The law is clear that where the attorney of record contracts for stenographic services as the agent of his client and the fact of his agency is known to the party with whom he contracts, the attorney cannot be held responsible for the services in the absence of an undertaking to assume such responsibility. (Bonynge v Field, 81 N.Y. 159; see also, Matter of May, 27 N.Y.2d 529. ) Plaintiff's president states that plaintiff was not instructed to bill defendant's client for the services it rendered and therefore billed defendant and that, when he made demands for payment, he was "always told that the bill would be taken care of but it may be a slow pay." We think this presents a question of fact as to whether the attorney undertook to assume responsibility for payment of plaintiff's services.
We add that, contrary authority notwithstanding (see, e.g., Bonynge v Field, supra; Matter of May, supra; Riley v Tull, 186 App. Div. 805), we think an attorney who, on his client's behalf, obtains goods or services in connection with litigation should be held personally liable unless the attorney expressly disclaims such responsibility. (See, Monick v Melnicoff, 144 A.2d 381 [Mun Ct App DC]; Burt v Gahan, 351 Mass. 340, 220 N.E.2d 817; Ingram v Lupo, 726 S.W.2d 791 [Mo App].) As aptly stated in Beizer v Goldberg, (NYLJ, June 10, 1988, at 28, cols 2, 4 [Goldstein, J.]), which adhered to the prevailing rule while criticizing it as anachronistic, "[i]t is both illogical and unnecessary to compel the reporter to proceed against a client he or she has not dealt with, probably never saw[,] undoubtedly, would have difficulty locating" and, we add, whose credit standing is probably unknown. "This burden may more conveniently and appropriately be placed upon the attorney". (Supra, at col 4.) It seems to us to be more equitable to hold the attorney liable in the absence of his express indication to the contrary, since the attorney may avoid liability by the simple expedient of indicating to the reporting service or other provider of services that the client and not the attorney is liable for the obligations incurred. (See, Burt v Gahan, 220 N.E.2d, supra, at 819.)

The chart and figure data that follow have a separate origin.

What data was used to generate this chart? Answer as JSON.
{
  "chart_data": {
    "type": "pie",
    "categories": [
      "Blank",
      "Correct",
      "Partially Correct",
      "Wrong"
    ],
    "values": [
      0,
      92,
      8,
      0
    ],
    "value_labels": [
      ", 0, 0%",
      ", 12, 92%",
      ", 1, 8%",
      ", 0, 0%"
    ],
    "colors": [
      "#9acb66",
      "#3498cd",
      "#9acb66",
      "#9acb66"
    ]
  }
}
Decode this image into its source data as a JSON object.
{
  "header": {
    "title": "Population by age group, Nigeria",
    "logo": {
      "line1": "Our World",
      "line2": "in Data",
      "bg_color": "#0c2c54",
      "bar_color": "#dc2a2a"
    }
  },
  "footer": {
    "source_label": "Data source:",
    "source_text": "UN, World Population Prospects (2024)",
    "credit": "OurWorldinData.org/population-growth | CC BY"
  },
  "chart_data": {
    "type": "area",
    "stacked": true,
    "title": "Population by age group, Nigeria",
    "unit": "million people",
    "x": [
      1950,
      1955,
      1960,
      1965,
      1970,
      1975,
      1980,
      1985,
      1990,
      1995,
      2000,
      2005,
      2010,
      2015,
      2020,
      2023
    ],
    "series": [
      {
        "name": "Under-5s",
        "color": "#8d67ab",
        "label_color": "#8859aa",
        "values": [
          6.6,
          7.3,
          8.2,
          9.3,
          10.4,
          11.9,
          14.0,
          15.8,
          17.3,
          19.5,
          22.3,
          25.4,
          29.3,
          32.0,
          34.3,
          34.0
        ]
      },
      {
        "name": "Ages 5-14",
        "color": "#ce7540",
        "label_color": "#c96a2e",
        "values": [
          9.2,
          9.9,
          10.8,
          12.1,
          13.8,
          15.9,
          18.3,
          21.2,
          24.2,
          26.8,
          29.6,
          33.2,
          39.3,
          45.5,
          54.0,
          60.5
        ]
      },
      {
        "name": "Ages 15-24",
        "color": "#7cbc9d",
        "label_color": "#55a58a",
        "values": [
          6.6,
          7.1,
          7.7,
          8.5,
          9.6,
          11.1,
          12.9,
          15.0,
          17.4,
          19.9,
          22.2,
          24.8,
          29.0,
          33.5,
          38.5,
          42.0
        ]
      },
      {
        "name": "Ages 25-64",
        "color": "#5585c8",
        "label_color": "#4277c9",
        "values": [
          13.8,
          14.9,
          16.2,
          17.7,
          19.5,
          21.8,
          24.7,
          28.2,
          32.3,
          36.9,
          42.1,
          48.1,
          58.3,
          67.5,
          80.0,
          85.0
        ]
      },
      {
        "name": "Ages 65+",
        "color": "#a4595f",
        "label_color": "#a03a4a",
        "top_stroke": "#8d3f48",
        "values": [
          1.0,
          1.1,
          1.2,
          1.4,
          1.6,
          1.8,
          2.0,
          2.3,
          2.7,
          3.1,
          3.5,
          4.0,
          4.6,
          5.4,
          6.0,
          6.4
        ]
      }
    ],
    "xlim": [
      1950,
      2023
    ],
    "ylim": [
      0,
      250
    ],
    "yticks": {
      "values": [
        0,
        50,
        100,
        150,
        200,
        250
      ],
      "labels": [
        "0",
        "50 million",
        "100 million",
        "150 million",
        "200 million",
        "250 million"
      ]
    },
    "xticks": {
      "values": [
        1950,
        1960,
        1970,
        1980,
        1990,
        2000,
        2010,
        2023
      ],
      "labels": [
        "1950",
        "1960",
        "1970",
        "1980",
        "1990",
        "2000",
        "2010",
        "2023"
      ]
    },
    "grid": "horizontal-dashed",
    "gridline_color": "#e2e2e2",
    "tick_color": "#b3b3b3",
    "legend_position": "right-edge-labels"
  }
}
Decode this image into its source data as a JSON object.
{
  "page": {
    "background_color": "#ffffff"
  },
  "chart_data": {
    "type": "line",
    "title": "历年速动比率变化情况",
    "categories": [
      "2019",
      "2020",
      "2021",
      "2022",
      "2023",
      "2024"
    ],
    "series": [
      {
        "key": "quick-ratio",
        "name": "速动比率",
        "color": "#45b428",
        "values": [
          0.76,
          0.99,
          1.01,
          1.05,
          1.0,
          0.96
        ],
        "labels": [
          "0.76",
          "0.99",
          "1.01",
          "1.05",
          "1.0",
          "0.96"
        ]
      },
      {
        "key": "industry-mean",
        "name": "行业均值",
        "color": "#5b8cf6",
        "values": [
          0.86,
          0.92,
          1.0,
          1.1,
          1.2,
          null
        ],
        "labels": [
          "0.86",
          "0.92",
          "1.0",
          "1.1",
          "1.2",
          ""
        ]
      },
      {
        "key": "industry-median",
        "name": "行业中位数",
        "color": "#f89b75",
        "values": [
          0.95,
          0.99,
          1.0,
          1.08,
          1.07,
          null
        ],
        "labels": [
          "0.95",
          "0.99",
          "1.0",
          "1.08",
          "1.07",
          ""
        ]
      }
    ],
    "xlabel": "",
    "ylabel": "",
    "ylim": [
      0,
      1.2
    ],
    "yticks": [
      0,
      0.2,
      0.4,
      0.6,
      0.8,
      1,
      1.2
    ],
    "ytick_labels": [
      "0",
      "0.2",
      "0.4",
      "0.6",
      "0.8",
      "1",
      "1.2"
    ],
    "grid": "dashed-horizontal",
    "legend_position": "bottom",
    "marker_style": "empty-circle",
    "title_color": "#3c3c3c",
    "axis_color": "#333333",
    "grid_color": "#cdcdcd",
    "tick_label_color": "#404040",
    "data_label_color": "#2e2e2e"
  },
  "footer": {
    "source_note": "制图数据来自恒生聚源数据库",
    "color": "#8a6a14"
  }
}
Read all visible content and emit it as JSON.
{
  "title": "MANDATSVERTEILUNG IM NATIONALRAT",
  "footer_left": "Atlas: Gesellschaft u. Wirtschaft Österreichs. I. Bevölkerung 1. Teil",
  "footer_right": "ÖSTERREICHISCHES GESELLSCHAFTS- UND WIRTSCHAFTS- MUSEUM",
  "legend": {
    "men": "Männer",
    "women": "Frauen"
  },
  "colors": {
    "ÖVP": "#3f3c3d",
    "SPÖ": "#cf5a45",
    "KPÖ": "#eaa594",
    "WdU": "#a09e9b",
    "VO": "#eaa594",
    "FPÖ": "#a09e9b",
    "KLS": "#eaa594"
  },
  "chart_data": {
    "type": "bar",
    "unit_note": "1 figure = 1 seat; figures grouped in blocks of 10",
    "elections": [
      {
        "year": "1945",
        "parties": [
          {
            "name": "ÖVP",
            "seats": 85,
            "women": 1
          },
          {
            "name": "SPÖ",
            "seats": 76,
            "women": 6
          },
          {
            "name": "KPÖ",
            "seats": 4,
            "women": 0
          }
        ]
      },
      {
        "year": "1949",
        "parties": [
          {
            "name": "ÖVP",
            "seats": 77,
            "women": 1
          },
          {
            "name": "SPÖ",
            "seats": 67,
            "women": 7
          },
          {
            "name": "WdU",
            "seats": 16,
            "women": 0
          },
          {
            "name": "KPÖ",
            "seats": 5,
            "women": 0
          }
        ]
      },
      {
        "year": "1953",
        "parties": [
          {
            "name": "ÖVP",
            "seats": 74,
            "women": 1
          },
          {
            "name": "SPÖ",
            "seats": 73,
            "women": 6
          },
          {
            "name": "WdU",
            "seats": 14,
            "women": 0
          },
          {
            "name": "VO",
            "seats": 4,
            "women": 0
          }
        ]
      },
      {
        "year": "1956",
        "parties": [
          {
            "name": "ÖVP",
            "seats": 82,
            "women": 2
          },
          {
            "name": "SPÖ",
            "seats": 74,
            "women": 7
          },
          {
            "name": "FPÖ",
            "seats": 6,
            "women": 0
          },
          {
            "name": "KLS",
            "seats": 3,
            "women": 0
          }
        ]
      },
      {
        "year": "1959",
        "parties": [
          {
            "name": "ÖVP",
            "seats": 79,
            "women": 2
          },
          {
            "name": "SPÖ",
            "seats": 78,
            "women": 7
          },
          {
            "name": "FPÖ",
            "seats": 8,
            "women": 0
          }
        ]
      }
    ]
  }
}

This view takes into account modern litigation practices, under which the attorney orchestrates and manages the litigation and the reporting service looks to the attorney for direction as well as payment; "more than a mere agent [the attorney] is governed by higher principles than those relating to the ordinary, common law principles of `master and servant'" (Ingram v Lupo, 726 S.W.2d, supra, at 797). Adoption of this rule would not absolve the client of liability since payment for litigation costs is ultimately the responsibility of the client.
Concur — Sullivan, J.P., Ross, Carro, Milonas and Ellerin, JJ.